Он же звонком, взятым напрокат в милицейской конюшне, возвестил начало гала-представления. Казалось, его борода и грива развевающихся волос излучали электрические токи, они передавались толпе, взвинчивали ее до предела. Его мотающуюся на сдавленной красным ошейником шее патлатую голову видели и тогда, когда на эстраду вышла четверка Николини. Клуня выглядывал из-за кулис и точно дирижировал не только актерам и музыкантам, но и публике. Он олицетворял собою нетерпение, любопытство и восторг, за всех крича «браво», аплодируя и потея. Он же принимал овации и сиял вместе с исполнителями. И он же после второго антракта, когда напряжение публики достигло предела перед выступлением Козлинского и Сонечки Нибелунговой, первый разрядил это напряжение и поднял всех на ноги, выскочив на сцену, потрясая звонком и вопя не своим голосом:

— Ратуйте, товарищи громадяне!.. Ратуйте!.. Геть вci на подмогу!

В эту-то незабываемую минуточку туго намотанная пружина событий внезапно раскрылась перед всеми, больно хлестнув каждого неоспоримыми фактами.

Паника овладела публикой. Иные с воплями «пожар!», «горим!» кинулись к запасным дверям, которые, однако, не поддавались; иные, вскочив на стулья и скамьи, требовали друг от друга объяснения случившегося; иные — преимущественно дамы из первых рядов — торопливо прятали серьги и кольца, уверенные, что банда атаковала театр; иные, из более храбрых, полезли на сцену. Там и здесь раздались истерические всхлипывания, их покрыл дружный молодой смех. Смех заглушен был ругательством и потасовкой, потасовка сменилась призывами на подмогу и требованием вернуть обратно за билеты деньги. Одни настаивали на том, чтобы их выпустили из театра, другие, напротив, звали милиционеров с тем, чтобы они никого не пропускали до выяснения происшествия. Всюду искали товарища Табарко, но товарищ Табарко пропал.
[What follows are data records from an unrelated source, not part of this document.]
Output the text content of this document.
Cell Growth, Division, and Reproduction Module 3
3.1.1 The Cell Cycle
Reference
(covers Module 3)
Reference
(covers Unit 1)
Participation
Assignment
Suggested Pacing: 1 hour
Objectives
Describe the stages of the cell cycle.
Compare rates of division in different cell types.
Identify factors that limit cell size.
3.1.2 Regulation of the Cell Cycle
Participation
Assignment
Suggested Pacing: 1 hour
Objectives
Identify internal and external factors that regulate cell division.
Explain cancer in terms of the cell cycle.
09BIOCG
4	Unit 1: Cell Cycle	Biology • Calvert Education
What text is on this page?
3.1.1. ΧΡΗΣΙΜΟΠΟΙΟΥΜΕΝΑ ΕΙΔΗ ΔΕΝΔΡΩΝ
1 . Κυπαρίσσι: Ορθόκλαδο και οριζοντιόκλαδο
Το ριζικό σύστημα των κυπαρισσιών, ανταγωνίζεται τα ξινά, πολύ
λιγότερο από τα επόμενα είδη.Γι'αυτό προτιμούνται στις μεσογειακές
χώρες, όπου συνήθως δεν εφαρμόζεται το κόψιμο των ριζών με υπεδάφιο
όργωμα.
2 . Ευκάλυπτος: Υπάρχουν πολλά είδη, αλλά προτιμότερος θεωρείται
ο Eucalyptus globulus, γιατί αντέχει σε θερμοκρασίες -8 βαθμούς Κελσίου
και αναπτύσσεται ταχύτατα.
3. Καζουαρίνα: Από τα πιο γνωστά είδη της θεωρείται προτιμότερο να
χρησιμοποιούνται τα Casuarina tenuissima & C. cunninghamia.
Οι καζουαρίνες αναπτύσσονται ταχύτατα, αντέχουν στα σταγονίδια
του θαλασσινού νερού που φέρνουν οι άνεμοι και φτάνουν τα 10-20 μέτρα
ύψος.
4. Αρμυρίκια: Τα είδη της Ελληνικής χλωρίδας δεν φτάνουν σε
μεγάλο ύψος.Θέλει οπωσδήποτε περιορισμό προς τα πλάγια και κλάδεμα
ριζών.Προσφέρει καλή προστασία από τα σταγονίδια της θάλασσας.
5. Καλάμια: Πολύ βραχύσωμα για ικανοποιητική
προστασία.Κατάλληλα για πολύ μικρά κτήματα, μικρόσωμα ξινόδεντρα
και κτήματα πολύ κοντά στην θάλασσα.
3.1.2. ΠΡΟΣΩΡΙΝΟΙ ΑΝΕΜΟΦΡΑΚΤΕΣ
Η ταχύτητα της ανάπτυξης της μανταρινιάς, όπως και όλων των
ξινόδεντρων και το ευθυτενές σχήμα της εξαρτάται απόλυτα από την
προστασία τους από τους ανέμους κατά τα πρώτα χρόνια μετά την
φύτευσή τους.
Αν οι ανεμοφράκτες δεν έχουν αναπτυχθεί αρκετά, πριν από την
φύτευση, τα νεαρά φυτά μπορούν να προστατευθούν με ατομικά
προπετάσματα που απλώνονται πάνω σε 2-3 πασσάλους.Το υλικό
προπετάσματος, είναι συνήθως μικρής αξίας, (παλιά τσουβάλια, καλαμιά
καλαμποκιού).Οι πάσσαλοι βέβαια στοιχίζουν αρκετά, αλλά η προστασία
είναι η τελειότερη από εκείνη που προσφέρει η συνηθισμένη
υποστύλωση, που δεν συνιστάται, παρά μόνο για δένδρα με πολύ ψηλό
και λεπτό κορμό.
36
Тогда взялась за дело комсомольская футбольная команда. Она потребовала тишины и восстановления порядка. Двое комсомольцев стали у входа и начали пропускать желающих по одному, а Варька с Колей Егуновым отправились узнавать, в чем дело, и через несколько минут, давясь от смеха, сообщили публике, что Соня Нибелунгова, загримированная и одетая к выходу, бьется в истерике, а кинорежиссер Козлинский исчез. Вслед за этим сообщением посыпались другие, еще более ошеломляющие. Дознано было, что Козлинский не только исчез из театра, но и из города. Что кассирша собственноручно, в присутствии Клуни, передала ему рапортичку сбора и всю чистую выручку еще перед вторым отделением, когда семья Николини работала на сцене. Что Соня Нибелунгова, остриженная по последней моде и одетая по картинке из парижского журнала (вернее всего, недоодетая), только что получила с мальчишкой записку от Козлинского, извещавшую ее, что он с нею развелся и рекомендует ей снова отрастить волосы, так как с будущего сезона начнут носить высокие прически. Что почти все подруги Сони, стриженные, как и она, проверяя свою фотогеничность, позволили приезжему снять себя голыми и теперь опозорены на весь свет, так как карточки их кинорежиссер увез с собою, что парикмахер Люмьерский плачется о потере каких-то процентов за волосы. Через мало времени пришло еще новое известие, приведшее всех в окончательное недоумение и даже панику. Арон Лейзерович Клейнершехет, обеспокоенный исчезновением Козлинского, кинулся из театра к себе в гостиницу «Ривьера» и застал там мирно сидящих за самоваром братьев и сестер Николини, а в номере, занимаемом раньше Алексеем Ивановичем, увидел Гапку, пытавшуюся медвежьим танцем утихомирить неизвестно откуда появившегося дико ревущего, лежащего на кровати в одной рубашонке, упитанного младенца. И в то же время Никипор, возвращавшийся домой с дежурства на каланче, наткнулся посреди площади на не кого иного, как на давно оплаканного Алешу. Он лежал, уткнувшись головой в землю, раскинув ноги, мертвый, со свалявшейся, вымазанной глиной шерстью и уже чуть припахивал дохлятиной. На крики перепуганного Никипора сбежались из милиции сонные милицейские. Они принесли фонарь, при свете которого удостоверились, что дохлый козел был — точно — Алешей. А приглядевшись внимательней, пришли в полное замешательство: к рогам Алеши желтой тесемкой от ботинок привязан был сверток, в котором, сложенное вдвое, лежало серенькое удостоверение личности, выданное на имя Козлинского Алексея Ивановича.